We further showed that oxidized lipids regulate expression of miR193 through the transcriptional factor retinoid X receptor alpha (RXR-α).⁵⁶ Oxidized lipids induce the expression of RXR-α in PASMCs. This induction results in an increased binding of RXR-α on the promoter of miR193, thus causing its subsequent downregulation and a net increase in the expression of lipoxygenases, the enzymes responsible for the production of oxidized lipids (Fig. 3). However, 4F can decrease the overall content and binding of RXR-α to an miR193 promoter by sequestering oxidized lipids, ultimately leading to miR193 induction.⁵⁶ This study explored an essential aspect of oxidized lipid–induced pathology of PH, wherein miRNA (i.e., miR193) modulation is involved in the molecular and functional outcome. Future studies on the role of miRNAs in the oxidized lipid–mediated induction of PH with insight into novel targets are warranted to develop a multiple-miRNA therapeutic approach to tackle the disease effectively.
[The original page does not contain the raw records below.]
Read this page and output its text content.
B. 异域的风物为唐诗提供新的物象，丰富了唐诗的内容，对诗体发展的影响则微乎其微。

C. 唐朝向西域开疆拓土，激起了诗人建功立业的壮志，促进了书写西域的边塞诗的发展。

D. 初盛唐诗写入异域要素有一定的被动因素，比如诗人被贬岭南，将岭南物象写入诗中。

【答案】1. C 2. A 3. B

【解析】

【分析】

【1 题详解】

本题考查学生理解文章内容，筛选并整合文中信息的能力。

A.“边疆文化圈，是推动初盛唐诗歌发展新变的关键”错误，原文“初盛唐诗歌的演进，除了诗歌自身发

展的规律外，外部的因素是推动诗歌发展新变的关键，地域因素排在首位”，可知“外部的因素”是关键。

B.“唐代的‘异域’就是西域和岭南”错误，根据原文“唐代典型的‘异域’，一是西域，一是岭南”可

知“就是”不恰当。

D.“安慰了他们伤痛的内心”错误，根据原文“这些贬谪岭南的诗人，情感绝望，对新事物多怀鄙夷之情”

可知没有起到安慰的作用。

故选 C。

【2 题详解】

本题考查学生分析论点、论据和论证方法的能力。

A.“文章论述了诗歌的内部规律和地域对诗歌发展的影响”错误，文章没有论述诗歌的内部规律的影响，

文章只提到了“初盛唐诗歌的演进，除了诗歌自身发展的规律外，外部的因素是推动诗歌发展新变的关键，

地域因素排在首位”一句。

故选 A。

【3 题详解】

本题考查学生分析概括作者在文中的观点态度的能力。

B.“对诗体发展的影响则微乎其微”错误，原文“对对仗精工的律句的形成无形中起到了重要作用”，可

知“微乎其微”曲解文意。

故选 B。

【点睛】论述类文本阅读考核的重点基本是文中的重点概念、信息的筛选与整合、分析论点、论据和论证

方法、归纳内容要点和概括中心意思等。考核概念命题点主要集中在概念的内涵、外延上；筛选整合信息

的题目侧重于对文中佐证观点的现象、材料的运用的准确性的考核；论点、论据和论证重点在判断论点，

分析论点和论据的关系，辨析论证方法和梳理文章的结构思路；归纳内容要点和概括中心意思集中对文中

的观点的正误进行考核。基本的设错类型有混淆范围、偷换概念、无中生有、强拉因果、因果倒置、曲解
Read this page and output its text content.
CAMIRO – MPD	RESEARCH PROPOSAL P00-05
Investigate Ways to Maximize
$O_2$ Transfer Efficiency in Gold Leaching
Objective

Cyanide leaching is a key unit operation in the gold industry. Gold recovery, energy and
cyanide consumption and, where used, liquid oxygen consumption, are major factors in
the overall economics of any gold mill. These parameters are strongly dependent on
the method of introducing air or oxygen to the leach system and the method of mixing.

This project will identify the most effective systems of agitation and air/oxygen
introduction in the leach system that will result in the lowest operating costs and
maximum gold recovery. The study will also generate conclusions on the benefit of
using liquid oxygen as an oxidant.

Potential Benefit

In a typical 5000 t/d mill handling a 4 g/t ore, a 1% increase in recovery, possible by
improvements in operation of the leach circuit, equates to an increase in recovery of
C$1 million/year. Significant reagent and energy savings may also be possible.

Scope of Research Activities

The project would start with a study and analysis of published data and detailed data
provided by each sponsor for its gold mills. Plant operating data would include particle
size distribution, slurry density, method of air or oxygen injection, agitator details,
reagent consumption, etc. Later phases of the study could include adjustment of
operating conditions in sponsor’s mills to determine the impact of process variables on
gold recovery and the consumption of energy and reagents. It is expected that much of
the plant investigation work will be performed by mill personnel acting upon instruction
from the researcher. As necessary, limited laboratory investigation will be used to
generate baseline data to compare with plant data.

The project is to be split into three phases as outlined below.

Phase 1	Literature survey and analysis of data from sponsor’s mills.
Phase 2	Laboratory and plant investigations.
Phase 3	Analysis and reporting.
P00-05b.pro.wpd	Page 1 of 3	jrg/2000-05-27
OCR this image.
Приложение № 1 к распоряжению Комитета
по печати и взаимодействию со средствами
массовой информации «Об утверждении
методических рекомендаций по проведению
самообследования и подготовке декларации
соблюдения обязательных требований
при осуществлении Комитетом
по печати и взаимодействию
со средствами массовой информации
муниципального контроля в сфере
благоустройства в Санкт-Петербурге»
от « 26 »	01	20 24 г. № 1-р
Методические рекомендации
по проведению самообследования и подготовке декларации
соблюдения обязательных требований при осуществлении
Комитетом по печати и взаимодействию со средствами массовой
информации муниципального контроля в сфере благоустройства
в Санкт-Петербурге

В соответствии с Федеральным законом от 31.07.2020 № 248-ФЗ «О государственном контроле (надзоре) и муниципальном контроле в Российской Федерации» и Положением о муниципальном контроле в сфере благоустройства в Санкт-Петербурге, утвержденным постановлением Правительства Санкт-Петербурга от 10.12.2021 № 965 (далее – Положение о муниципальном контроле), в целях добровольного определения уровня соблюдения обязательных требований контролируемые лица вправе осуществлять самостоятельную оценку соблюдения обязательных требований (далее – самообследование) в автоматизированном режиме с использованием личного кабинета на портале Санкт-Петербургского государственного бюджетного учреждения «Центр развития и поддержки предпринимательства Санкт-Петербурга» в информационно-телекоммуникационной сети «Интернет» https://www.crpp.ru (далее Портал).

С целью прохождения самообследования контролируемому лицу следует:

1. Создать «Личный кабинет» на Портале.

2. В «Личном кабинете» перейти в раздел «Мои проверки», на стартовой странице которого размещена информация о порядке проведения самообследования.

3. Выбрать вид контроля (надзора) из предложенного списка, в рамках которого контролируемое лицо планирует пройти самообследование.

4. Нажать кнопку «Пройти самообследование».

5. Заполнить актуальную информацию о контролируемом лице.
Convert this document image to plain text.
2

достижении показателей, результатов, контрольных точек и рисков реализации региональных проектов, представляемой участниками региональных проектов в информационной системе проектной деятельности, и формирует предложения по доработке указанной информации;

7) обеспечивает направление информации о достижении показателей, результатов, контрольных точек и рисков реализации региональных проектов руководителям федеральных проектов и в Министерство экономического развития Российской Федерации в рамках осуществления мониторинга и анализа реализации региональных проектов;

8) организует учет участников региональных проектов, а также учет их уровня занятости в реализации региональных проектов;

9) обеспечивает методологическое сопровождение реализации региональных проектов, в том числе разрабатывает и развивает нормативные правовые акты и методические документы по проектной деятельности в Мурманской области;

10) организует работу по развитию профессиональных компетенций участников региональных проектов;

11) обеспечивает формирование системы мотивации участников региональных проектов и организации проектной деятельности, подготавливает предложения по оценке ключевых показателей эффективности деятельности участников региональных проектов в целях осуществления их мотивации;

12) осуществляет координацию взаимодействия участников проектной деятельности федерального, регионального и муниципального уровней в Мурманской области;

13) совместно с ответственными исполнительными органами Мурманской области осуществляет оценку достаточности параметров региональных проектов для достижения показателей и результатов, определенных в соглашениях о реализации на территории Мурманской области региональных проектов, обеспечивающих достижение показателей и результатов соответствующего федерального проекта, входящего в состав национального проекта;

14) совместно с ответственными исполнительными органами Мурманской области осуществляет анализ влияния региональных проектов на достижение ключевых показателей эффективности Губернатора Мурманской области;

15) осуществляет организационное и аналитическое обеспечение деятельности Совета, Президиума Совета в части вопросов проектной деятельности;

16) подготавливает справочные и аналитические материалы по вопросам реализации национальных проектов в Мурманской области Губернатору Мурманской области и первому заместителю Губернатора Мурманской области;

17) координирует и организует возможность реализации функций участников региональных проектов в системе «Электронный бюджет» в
Oxidized lipids and miR193 as potential biomarkers of PH

Several tests are currently used in clinical practice for evaluation of PAH, including 6-minute walk distance (6MWD); hemodynamic parameters, such as pulmonary artery pressure and cardiac output/cardiac index; B-type natriuretic peptide (BNP) and N-terminal-pro-BNP (NT-proBNP); and New York Heart Association functional class. Unfortunately, all of these parameters have significant limitations, since they are either invasive (pulmonary artery pressure using direct catheterization) or not very specific, as BNP/NT-proBNP can be influenced by left heart dysfunction and/or renal impairment and 6MWD by arthritis or myositis. Hence, there is an urgent need for discovering new, reliable, specific biomarkers that can predict disease progression and survival in PAH. Our recent work shows that oxidized lipids are significantly elevated in the plasma of rodents with PH. In the same setting, miR193 expression is significantly downregulated. Similarly, downregulation of miR193 was also observed in plasma samples obtained from PAH patients.⁵⁶ These data raise the possibility that a combination approach using both oxidized lipids and miR193 expression may be exploited as a potential biomarker panel in PAH to assess the disease severity or response to therapy in PAH patients (Fig. 3). Analysis of a large cohort of human samples is needed to affirm the reliability and development of oxidized lipids and miR193 as a biomarker panel for PAH.

Summary

PAH is a multifactorial and heterogeneous disease associated with dysregulation of many molecular mechanisms contributing to the pathogenesis of the disease. The underlying causes of PAH include structural changes such as vascular remodeling, induction of proproliferative pathways, increased inflammation and oxidative stress, altered metabolic signaling, and genetic mutations. In this review, we have mainly focused on the involvement of oxidized lipids, lipid peroxidation, and impaired cellular mechanisms, including metabolism and oxidative stress, in the pathophysiology of PAH (Fig. 2). We have also elucidated the emerging role of HDL in the context of PH and the downstream mechanisms, including miR193, involved in the therapeutic potential of the ApoA-I mimetic peptide 4F in PH (Fig. 3). Given the heterogeneity of PAH, it is important to explore in depth the molecular mechanisms involved in the cause and consequence of the disease. Understanding the involvement of oxidized lipids in the pathophysiology of PAH may help in the development of more effective therapeutics and would increase the existing repertoire of potential therapeutics for this rare disease.

Source of Support: This work was supported in part by American Heart Association grants AHA17240020 (SS) and HL119886 (ME) and Clinical and Translational Science Institute grant UL1TR000124 (ME).

Conflict of Interest: STR is a principal in Bruin Pharma. All other authors: none declared.